Ambientalistas, ativistas e a ala progressista da ciência e da medicina, que questionam a aprovação de transgênicos pela CTNBio mesmo sem estudos sobre os impactos à saúde e ao meio ambiente, não são os únicos a se levantar contra a nova planta modificada. Representantes da indústria de processamento do cereal e fabricantes de pães, massas, biscoitos e afins se manifestaram contrários à liberação.A Associação Brasileira da Indústria do Trigo (Abitrigo), que reúne mais de 40 moinhos em todo o país, consultou seus associados. Pelo menos 80% são contrários ao trigo transgênico. E 90% desses disseram que procurariam outros fornecedores. A associação consultou também entidades representativas da cadeia do trigo na Argentina. Entre elas a Federação Argentina da Indústria Moageira, as Câmaras Arbitrais Argentinas e Associação dos Exportadores Argentino. “Fomos informados da posição contrária à produção e comercialização dos produtos transgênicos, manifestada publicamente junto às autoridades daquele país”, informou a Abitrigo por meio de nota.

Medo do “T” no rótulo

A entidade destacou ainda não ter identificado nenhum movimento de demanda dos consumidores brasileiros por soluções transgênicas. “Ao contrário, há manifestações de associações de consumidores com restrições ao uso desses produtos transgênicos.

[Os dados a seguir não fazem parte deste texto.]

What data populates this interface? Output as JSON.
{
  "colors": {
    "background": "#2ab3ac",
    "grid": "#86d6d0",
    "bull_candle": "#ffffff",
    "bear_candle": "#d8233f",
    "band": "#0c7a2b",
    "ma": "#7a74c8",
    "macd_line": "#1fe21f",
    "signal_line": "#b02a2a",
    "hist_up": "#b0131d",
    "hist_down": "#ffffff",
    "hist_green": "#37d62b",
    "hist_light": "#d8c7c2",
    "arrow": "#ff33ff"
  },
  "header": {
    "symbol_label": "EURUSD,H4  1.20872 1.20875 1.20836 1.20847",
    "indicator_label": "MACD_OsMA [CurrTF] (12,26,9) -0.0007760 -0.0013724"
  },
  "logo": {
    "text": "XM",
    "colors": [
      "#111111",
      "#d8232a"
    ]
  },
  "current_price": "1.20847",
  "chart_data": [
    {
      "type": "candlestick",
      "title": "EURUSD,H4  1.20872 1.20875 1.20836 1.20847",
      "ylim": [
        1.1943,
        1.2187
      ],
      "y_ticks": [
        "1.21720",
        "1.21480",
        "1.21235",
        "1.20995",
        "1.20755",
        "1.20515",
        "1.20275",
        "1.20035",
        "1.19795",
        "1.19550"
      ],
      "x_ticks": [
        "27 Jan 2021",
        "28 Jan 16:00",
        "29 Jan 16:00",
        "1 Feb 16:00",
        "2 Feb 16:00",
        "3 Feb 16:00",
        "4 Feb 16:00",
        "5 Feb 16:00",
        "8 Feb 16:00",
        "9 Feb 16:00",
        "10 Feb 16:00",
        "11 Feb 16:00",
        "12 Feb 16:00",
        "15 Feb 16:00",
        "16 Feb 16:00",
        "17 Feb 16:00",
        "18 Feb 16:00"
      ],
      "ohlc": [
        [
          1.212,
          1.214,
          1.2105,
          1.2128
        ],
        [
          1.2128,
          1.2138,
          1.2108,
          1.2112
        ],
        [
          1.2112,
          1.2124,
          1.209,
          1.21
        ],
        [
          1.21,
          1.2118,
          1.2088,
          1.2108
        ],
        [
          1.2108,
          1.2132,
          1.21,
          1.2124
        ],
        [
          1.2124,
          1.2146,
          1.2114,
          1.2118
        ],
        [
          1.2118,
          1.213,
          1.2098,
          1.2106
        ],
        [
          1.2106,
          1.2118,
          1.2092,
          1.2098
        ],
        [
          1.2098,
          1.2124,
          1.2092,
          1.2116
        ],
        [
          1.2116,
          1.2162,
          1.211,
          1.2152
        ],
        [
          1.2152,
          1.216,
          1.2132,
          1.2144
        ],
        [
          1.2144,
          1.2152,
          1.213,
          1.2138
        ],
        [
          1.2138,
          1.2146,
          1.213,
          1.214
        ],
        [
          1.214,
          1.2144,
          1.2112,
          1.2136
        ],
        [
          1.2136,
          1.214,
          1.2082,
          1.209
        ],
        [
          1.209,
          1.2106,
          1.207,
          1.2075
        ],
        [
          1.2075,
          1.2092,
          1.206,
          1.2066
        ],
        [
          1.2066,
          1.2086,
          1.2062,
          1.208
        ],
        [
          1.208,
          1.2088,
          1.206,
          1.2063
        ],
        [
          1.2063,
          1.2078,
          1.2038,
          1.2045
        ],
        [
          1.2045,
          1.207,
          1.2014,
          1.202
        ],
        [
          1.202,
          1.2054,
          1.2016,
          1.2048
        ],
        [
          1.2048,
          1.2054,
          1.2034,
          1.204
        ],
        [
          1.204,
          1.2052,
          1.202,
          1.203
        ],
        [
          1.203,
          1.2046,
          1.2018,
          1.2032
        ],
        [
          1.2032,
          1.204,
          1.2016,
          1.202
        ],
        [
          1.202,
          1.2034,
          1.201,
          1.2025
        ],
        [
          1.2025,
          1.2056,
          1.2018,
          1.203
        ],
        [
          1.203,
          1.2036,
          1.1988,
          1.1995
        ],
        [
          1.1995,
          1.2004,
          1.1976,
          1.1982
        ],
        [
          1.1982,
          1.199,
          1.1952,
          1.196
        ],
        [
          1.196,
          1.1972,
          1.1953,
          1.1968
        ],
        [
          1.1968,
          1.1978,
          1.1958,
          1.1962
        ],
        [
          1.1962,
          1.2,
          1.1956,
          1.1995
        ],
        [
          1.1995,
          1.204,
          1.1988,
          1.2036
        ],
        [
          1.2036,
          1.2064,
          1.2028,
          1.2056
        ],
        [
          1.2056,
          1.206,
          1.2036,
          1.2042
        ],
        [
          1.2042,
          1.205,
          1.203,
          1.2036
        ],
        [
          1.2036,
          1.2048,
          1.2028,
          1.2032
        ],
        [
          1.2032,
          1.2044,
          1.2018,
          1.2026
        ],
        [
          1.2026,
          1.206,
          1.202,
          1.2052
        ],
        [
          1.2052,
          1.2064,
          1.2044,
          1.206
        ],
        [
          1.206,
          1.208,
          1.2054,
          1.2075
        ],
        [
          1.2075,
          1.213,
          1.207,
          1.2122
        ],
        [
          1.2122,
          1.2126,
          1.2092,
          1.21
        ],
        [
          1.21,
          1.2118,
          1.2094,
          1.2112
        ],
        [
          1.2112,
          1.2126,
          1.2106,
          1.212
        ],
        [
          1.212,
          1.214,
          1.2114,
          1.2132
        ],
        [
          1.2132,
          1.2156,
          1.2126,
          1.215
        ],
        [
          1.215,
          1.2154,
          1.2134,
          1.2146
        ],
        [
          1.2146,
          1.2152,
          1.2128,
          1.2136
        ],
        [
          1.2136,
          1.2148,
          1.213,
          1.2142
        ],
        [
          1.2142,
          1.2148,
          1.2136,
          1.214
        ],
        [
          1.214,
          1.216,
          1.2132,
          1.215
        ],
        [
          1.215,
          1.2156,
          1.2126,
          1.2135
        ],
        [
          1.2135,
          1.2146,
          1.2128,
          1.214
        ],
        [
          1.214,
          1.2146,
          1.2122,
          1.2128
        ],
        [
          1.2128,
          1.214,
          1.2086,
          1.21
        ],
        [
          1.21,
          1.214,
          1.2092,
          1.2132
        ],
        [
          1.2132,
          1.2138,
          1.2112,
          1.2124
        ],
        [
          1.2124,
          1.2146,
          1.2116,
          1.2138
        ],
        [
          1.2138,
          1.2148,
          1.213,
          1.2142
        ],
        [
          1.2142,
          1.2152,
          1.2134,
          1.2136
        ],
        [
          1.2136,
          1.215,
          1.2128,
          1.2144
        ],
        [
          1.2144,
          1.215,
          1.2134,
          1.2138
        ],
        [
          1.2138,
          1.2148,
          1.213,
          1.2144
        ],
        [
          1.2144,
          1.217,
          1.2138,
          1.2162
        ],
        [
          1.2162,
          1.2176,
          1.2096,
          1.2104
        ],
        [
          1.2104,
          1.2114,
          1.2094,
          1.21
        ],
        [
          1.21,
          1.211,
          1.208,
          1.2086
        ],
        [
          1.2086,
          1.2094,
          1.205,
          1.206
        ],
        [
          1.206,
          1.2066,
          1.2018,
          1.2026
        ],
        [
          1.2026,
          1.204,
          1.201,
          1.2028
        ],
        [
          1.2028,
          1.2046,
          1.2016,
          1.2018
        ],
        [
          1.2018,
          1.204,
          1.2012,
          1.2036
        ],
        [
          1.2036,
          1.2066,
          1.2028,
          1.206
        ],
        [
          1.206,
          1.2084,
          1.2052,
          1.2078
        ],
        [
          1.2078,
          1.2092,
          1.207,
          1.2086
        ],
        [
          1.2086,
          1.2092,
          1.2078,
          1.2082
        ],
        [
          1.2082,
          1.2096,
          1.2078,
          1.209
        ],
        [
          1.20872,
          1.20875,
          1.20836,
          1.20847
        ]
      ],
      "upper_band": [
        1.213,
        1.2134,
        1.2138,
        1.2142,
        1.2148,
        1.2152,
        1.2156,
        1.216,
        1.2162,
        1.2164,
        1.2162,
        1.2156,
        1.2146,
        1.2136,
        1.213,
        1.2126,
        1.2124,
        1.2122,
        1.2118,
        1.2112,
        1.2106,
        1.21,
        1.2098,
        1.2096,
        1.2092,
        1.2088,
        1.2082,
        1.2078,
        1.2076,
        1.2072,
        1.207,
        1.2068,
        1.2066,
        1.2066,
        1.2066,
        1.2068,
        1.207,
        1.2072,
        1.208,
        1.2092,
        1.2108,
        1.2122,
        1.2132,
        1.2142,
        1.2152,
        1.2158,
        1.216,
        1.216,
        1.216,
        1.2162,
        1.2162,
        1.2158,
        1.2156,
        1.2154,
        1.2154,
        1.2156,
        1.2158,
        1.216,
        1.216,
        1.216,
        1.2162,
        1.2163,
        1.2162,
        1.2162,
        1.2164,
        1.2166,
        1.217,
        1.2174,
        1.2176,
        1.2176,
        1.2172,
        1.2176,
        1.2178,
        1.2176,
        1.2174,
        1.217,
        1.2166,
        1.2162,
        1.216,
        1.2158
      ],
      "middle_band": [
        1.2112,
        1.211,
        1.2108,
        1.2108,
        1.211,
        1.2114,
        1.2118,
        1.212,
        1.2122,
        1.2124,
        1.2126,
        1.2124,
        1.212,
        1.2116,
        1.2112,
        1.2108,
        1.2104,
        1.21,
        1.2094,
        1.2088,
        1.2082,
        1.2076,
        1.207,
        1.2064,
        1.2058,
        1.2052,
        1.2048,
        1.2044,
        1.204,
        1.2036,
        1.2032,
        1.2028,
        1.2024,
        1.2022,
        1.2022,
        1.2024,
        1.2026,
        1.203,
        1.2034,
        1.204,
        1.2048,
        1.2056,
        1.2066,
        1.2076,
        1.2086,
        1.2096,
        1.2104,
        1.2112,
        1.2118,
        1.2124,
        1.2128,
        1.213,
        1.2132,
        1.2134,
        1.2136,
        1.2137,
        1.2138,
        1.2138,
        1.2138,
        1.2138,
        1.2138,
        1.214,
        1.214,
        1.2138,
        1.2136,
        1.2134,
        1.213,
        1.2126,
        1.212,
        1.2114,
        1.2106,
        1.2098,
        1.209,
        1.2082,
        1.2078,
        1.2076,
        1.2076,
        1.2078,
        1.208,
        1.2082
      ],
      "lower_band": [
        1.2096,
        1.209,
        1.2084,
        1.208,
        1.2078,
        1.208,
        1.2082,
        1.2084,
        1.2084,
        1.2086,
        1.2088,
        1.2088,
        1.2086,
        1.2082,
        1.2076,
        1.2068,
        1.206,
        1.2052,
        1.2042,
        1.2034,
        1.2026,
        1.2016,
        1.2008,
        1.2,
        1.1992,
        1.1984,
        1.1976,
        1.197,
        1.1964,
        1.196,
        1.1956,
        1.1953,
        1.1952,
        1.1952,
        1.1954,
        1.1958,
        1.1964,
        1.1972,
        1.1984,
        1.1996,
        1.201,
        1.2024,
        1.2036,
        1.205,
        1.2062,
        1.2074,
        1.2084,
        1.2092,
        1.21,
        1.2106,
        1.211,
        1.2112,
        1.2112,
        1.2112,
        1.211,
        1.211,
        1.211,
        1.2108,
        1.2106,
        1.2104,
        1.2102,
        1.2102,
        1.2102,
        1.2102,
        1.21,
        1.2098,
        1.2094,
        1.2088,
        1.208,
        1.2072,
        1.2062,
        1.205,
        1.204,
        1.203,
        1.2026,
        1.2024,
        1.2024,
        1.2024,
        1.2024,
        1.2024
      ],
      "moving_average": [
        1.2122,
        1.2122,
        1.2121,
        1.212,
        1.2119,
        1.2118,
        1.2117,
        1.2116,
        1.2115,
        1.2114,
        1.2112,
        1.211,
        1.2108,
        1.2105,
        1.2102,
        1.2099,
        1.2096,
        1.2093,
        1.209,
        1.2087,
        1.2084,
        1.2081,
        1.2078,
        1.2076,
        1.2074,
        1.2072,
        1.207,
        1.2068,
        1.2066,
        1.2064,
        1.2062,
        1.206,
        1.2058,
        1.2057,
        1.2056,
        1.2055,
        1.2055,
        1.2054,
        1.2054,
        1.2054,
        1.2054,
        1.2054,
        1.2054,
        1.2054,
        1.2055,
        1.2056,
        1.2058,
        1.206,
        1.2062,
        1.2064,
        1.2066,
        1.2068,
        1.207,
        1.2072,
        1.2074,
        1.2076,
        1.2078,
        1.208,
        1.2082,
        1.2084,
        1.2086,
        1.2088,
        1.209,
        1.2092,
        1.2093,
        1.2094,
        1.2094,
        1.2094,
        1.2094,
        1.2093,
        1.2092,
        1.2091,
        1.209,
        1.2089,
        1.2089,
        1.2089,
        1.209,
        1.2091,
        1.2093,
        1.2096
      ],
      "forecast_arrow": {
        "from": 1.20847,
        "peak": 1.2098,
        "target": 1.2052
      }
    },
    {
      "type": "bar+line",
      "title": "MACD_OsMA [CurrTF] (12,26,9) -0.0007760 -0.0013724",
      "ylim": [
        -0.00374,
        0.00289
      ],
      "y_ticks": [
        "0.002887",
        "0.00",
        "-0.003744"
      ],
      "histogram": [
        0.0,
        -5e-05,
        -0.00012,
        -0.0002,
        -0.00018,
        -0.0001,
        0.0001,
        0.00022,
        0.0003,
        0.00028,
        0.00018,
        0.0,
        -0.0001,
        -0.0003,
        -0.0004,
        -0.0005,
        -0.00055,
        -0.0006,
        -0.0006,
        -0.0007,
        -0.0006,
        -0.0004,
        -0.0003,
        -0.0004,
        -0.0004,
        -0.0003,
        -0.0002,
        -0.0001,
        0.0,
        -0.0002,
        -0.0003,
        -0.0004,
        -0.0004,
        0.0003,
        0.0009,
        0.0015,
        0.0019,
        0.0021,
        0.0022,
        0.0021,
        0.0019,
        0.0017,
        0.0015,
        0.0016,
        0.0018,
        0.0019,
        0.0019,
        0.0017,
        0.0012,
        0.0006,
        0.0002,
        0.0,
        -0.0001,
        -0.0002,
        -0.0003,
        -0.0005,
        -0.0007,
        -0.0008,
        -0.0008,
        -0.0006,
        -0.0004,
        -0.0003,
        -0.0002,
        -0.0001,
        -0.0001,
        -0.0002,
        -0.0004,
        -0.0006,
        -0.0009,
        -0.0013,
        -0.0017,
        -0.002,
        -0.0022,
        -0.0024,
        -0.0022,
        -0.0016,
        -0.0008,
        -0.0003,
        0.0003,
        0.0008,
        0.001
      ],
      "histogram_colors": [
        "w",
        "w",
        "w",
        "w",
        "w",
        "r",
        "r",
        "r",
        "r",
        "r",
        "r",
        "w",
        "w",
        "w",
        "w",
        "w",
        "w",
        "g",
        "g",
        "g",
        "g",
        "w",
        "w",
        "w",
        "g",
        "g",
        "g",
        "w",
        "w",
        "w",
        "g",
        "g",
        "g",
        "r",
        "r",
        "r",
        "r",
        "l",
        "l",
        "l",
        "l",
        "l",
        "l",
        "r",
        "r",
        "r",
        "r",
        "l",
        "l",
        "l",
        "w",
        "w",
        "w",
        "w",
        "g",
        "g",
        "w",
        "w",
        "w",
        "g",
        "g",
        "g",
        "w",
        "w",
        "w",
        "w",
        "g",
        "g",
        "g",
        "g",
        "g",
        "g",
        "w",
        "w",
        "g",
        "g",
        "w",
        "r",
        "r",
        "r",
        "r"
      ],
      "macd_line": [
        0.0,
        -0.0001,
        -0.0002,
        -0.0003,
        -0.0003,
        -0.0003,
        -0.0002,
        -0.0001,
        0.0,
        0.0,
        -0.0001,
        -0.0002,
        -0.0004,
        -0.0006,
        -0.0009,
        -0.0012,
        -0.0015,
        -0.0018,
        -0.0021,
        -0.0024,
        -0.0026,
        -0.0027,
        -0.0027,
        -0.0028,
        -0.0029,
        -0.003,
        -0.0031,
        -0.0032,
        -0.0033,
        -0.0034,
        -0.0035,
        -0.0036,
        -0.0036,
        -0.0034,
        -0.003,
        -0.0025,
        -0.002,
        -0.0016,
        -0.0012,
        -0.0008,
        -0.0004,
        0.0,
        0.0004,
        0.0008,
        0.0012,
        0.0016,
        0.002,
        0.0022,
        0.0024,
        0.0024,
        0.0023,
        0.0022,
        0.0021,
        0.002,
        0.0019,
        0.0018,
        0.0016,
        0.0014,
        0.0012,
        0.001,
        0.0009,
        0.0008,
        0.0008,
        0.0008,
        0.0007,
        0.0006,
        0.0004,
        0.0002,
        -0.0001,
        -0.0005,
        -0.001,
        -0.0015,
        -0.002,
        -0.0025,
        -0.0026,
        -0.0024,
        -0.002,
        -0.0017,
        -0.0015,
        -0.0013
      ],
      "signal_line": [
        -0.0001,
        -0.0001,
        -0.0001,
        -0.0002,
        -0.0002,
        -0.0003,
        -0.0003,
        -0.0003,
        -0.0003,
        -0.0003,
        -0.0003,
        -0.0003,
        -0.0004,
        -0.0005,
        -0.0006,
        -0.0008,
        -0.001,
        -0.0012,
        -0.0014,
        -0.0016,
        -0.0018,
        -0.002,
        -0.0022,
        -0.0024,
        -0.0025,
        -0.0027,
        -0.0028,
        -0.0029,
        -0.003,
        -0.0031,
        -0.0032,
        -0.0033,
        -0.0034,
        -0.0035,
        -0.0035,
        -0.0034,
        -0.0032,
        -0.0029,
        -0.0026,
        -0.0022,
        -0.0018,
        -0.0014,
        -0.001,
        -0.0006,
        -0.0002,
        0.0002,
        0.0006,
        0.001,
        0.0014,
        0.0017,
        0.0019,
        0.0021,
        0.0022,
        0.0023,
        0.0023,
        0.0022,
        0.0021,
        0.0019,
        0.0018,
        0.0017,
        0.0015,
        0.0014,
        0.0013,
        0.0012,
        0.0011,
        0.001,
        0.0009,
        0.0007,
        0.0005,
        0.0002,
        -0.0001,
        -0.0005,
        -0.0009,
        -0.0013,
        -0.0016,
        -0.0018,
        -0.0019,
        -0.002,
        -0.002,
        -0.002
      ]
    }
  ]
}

Opiniões emitidas em eventos regulatórios, processos judiciais, manifestações de órgãos de defesa de consumidores e clientes permitem inferir que o mercado brasileiro se posicione de forma reativa e preocupado quanto à adoção de alimentação transgênica”.Também por meio de nota, a Associação Brasileira das Indústrias de Biscoitos, Massas Alimentícias e Pães & Bolos Industrializados (Abimapi) declarou estar preocupada com a aceitação de produtos elaborados com cultivos transgênicos pelo consumidor. “Há apreensão da indústria na rotulagem dos produtos com ingredientes transgênicos, que o Decreto 4.680/2003 e a Portaria 2.658/2003 regulamentam com a colocação do nome do ingrediente GM, das espécies doadoras dos genes e do triângulo – símbolo de transgenia”.

Trigo suspeito

Tamanha rejeição à novidade é por se tratar de um alimento de consumo diário, em várias refeições, por pessoas de todas as faixas etarias e de risco. “Não há precedentes no planeta, não oferece possibilidade de monitoramento em separado e os estudos são insuficientes. Tudo muito suspeito”, avalia o engenheiro agrônomo Leonardo Melgarejo, integrante da Associação Brasileira de Agroecologia (ABA).Melgarejo vê semelhança entre o processo do trigo transgênico e do arroz, que tramitou na comissão em 2010 mas não entrou em votação. Os agricultores e suas federações impediram. Mas se tivesse ido ao plenário, certamente teria sido aprovado, como acontece sempre desde que a CTNBio foi criada, em 2005.Seja como for, pressão pela aprovação é o que não vai faltar. As vendas das sementes depende da liberação no Brasil. Tanto é que a Bioceres já vinha negociando com o governo de Jair Bolsonaro desde o início do mandato, segundo o jornal de negócios argentino Ámbito.